Staging the State / chapter 6

Judgment After Procedure

The concluding chapter asks what remains when systems continue operating even after their descriptive power begins to fail. When inherited rules no longer fit material conditions, people still have to discern, decide, and remain answerable for what they authorize.

Procedure is one of the state’s strongest instruments because it distributes responsibility through form. It tells actors what counts as compliance, what sequence to follow, and how to distinguish proper action from improper action. But procedure cannot eliminate the need for judgment. It can only defer or disguise it. In damaged systems, that disguise becomes harder to maintain.

This chapter follows the point at which institutional scripts remain intact while reality drifts elsewhere. A report can be correctly filed and still misdescribe the world. A lawful process can continue producing preventable harm. A bureaucratic actor can satisfy every procedural demand while abandoning responsibility for interpretation.
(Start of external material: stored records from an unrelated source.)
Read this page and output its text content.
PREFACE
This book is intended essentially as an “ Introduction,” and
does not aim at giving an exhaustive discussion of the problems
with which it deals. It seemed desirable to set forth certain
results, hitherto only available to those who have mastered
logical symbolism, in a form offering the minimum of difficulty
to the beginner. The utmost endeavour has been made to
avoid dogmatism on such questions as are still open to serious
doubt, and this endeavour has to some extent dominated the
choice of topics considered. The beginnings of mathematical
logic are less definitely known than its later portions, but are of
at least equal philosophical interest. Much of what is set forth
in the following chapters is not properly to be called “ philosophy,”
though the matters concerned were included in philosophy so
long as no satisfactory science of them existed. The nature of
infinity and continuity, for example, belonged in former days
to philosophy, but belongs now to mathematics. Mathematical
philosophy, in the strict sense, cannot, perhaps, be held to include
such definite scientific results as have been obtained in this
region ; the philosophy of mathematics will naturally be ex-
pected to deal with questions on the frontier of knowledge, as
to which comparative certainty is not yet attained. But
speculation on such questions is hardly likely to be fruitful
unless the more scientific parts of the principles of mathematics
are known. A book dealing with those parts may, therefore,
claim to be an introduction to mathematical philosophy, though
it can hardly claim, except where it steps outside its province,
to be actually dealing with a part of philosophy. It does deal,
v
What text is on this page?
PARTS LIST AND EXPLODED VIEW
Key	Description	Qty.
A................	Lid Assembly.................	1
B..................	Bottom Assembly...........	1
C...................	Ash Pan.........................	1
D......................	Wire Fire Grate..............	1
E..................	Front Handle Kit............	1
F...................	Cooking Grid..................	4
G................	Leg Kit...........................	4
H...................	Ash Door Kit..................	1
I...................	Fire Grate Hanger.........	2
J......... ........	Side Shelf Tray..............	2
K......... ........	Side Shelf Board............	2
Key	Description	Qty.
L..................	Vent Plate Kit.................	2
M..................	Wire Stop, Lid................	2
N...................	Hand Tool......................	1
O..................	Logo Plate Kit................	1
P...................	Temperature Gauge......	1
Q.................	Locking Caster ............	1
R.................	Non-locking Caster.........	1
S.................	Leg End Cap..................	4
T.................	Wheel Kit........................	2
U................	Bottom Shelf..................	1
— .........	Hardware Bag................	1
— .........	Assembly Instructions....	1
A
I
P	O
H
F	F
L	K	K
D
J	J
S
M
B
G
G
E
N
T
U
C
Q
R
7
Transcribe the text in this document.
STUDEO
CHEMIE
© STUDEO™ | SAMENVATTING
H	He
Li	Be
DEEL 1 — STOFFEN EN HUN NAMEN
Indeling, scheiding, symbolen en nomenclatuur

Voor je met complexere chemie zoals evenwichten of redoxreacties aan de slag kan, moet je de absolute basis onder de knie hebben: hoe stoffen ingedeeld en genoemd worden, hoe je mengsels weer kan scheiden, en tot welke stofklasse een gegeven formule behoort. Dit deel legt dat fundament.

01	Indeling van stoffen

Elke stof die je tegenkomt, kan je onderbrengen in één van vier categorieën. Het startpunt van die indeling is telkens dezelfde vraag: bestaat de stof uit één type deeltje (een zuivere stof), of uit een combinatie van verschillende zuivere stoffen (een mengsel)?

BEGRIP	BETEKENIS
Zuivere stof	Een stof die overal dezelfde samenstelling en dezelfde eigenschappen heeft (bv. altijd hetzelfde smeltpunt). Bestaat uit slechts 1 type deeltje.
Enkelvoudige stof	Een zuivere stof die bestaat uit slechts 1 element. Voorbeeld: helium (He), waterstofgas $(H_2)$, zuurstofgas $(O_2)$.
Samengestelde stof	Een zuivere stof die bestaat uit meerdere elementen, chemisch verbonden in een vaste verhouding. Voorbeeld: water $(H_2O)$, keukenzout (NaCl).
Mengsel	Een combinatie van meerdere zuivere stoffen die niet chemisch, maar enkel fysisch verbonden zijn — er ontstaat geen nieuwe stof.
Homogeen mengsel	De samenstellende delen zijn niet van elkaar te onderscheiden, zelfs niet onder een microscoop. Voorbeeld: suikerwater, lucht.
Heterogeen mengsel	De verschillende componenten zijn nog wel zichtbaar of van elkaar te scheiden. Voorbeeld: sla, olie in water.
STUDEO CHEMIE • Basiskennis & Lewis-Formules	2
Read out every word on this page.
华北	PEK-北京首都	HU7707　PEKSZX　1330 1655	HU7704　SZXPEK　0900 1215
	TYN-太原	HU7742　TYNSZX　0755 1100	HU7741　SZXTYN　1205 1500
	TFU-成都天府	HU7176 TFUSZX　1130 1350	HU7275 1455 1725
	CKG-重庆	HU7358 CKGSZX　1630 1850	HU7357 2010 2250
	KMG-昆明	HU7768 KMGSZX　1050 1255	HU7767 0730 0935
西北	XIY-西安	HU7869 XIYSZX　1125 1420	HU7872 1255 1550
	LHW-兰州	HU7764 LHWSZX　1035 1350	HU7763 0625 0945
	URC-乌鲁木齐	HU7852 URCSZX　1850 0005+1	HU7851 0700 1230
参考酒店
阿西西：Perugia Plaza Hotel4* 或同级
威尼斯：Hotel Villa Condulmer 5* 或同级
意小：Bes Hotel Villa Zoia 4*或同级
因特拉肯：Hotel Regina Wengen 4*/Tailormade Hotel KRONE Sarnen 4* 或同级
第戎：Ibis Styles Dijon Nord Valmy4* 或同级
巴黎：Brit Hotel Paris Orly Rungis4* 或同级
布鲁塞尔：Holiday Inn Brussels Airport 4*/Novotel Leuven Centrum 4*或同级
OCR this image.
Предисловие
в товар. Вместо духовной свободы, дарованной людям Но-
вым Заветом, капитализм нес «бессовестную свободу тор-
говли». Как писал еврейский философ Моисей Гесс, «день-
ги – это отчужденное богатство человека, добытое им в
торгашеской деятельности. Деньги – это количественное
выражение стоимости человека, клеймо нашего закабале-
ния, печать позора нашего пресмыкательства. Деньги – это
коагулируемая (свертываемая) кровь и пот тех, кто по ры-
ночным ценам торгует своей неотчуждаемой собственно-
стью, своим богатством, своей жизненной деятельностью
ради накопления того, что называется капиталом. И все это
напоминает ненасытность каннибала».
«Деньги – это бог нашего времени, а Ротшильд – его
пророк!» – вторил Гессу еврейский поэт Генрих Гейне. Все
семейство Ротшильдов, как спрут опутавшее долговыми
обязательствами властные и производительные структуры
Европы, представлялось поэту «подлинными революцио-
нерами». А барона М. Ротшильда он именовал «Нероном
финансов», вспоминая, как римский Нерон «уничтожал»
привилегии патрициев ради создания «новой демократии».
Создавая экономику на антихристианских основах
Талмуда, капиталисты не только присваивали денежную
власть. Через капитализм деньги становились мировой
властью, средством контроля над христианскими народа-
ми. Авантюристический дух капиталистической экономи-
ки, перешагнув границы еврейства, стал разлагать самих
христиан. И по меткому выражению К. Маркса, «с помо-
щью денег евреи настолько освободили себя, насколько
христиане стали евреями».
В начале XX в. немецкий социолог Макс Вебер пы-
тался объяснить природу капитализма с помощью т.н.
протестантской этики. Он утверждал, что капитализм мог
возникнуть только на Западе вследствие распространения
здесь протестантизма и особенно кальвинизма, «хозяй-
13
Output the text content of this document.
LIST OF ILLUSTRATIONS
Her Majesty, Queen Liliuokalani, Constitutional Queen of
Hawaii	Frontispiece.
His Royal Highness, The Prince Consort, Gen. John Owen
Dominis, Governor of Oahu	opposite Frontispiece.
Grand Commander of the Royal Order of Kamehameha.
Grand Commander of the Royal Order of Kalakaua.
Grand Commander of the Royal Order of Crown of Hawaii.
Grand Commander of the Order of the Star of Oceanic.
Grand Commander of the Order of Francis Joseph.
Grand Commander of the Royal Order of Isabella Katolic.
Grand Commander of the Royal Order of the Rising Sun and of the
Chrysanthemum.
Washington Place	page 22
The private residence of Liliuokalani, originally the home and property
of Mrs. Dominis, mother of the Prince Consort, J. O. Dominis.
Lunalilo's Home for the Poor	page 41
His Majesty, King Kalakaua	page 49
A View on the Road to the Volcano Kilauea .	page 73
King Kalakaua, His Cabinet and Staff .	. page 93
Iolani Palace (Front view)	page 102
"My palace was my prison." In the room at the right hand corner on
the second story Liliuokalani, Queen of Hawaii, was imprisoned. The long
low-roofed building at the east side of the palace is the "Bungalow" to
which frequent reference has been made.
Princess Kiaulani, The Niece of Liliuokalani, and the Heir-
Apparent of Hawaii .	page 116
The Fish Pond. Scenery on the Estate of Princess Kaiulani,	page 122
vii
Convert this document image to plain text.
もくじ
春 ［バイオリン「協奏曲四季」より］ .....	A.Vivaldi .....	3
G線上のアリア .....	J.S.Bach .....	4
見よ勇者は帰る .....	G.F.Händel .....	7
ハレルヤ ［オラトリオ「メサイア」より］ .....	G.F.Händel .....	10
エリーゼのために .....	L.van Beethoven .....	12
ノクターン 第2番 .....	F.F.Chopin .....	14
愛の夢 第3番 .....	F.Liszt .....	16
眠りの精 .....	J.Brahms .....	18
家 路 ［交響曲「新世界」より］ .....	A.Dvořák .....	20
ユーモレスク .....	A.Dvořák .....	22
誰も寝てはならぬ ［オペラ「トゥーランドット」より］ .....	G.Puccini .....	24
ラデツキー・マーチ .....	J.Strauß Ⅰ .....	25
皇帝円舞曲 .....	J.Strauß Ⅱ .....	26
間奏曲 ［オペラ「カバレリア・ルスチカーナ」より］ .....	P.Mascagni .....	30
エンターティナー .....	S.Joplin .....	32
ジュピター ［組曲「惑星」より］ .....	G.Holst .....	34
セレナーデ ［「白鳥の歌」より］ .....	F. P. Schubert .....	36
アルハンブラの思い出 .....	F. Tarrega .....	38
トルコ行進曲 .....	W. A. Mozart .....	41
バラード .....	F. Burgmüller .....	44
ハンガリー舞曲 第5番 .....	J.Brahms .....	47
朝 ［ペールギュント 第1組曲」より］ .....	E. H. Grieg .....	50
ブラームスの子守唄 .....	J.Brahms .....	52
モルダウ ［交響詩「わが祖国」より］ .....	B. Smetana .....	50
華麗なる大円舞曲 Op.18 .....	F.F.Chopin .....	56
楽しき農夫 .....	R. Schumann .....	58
The problem is not the absence of rules. It is the inability of rules to exhaust what the situation asks.

Judgment enters here as the faculty of orientation under insufficient guidance. It is neither pure subjectivity nor romantic conscience. It is a disciplined practice of comparison, perception, and accountability that becomes necessary when official categories thin out. The chapter connects this claim back to the dissertation as a whole: time, land, measurement, labor, and ecological systems all matter because they train or deform the capacities by which people recognize reality together.

As a concluding movement, the chapter argues that sustaining a common world requires more than administration. It requires institutions, media, and civic forms that keep perception answerable to consequence. Where that answerability collapses, obedience can continue without legitimacy. Judgment is what resists that collapse by refusing to let procedure do all the seeing.